Four Asian Scientists Named 2021 Pew Marine Fellows

As Pew Marine Fellows, four researchers from Japan, Indonesia, Singapore and China will address some of the biggest challenges facing our oceans.

AsianScientist (Apr. 5, 2021) – Four scientists from Asia were recently named 2021 Pew Fellows in Marine Conversation by the US-based non-government organization Pew Charitable Trusts. The newest crop of Pew Marine Fellows was officially announced on March 31, 2021.

While scientists worldwide have been valiantly leading the fight against COVID-19, others have been busy protecting another vital resource—our oceans. With nearly three billion people directly dependent on them for their livelihoods, protecting them is practically synonymous with protecting human life. Given the need to address the ocean’s most critical challenges, the Pew Fellows Program in Marine Conservation was initiated by Pew Charitable Trust in 1990.

Each year, outstanding researchers working on ocean conservation are nominated for the fellowship. After a rigorous selection process by an international committee of marine science experts, each Pew Fellow is then given US$150,000 over three years to enact his or her project of choice. This year, nine new fellows were named, with four of them coming from Asia.

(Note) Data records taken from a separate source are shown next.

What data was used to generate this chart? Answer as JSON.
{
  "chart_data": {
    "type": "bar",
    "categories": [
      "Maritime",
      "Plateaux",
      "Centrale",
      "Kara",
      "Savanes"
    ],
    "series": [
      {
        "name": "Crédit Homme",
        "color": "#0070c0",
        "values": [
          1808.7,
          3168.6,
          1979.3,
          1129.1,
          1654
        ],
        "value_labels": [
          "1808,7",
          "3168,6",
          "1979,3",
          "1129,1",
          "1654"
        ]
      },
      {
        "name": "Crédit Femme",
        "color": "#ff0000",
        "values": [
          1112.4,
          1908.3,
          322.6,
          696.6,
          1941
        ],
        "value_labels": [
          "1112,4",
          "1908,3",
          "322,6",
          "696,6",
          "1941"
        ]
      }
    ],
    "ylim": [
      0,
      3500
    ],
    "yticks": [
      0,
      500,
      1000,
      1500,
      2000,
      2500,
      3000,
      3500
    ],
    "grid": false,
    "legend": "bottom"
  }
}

The 2021 Pew Marine Fellows are: Dr. Gakushi Ishimura, Associate Professor at Japan’s Iwate University; Dr. Neo Mei Lin, Senior Research Fellow at the National University of Singapore; Dr. Tries Blandine Razak, Research Fellow at Indonesia’s IPB University and Mr. Wang Songlin, President and founder of China’s Qingdao Marine Conservation Society.

The topics tackled by each fellow focus on one aspect of ocean protection or sustainability. For example, Ishimura will investigate how fisheries react to extreme events and how to use this knowledge to promote socioeconomic resilience and sustainability. He was inspired to pursue this topic by the recent industry response to the COVID-19 pandemic, as well as the effects of the 2011 Great East Japan earthquake on the people of Honshu island.

Southeast Asia is one of the few regions in the world with a high diversity of giant clam species, and yet populations of these invertebrates are steadily decreasing. Alarmed by the threat of human consumption of giant clams, Neo will study key drivers of their decline in the region. She intends to turn these findings into actionable recommendations for giant clam conservation.

Similarly, Razak will use a combination of data science and laboratory work to study the approaches and conditions that promote long-term coral reef restoration in Indonesia. She will use these findings to create a spatialization plan that governments can use to determine ideal restoration sites.

Lastly, Wang will work with different stakeholders in China to create an effective management strategy for the Bohai Grass Eelgrass Bed. Discovered in 2015, the nearly 20-square mile eelgrass bed is the largest in the country and a known ‘natural carbon sink’ but has no existing legal protection or conservation plan to this day.

Other recipients of the grant hail from the United States, Panama, Canada and France. Since the start of the project, Pew has recognized over 189 fellows from more than 40 countries.

“We are honored to welcome the newest cohort of experts to the active community of Pew marine fellows,” said Dr. Rebecca Goldburg, director of environmental research and science at The Pew Charitable Trusts. “These individuals are undertaking exciting new research projects that will directly address ocean conservation and management needs around the world. I look forward to working with them over the coming years.”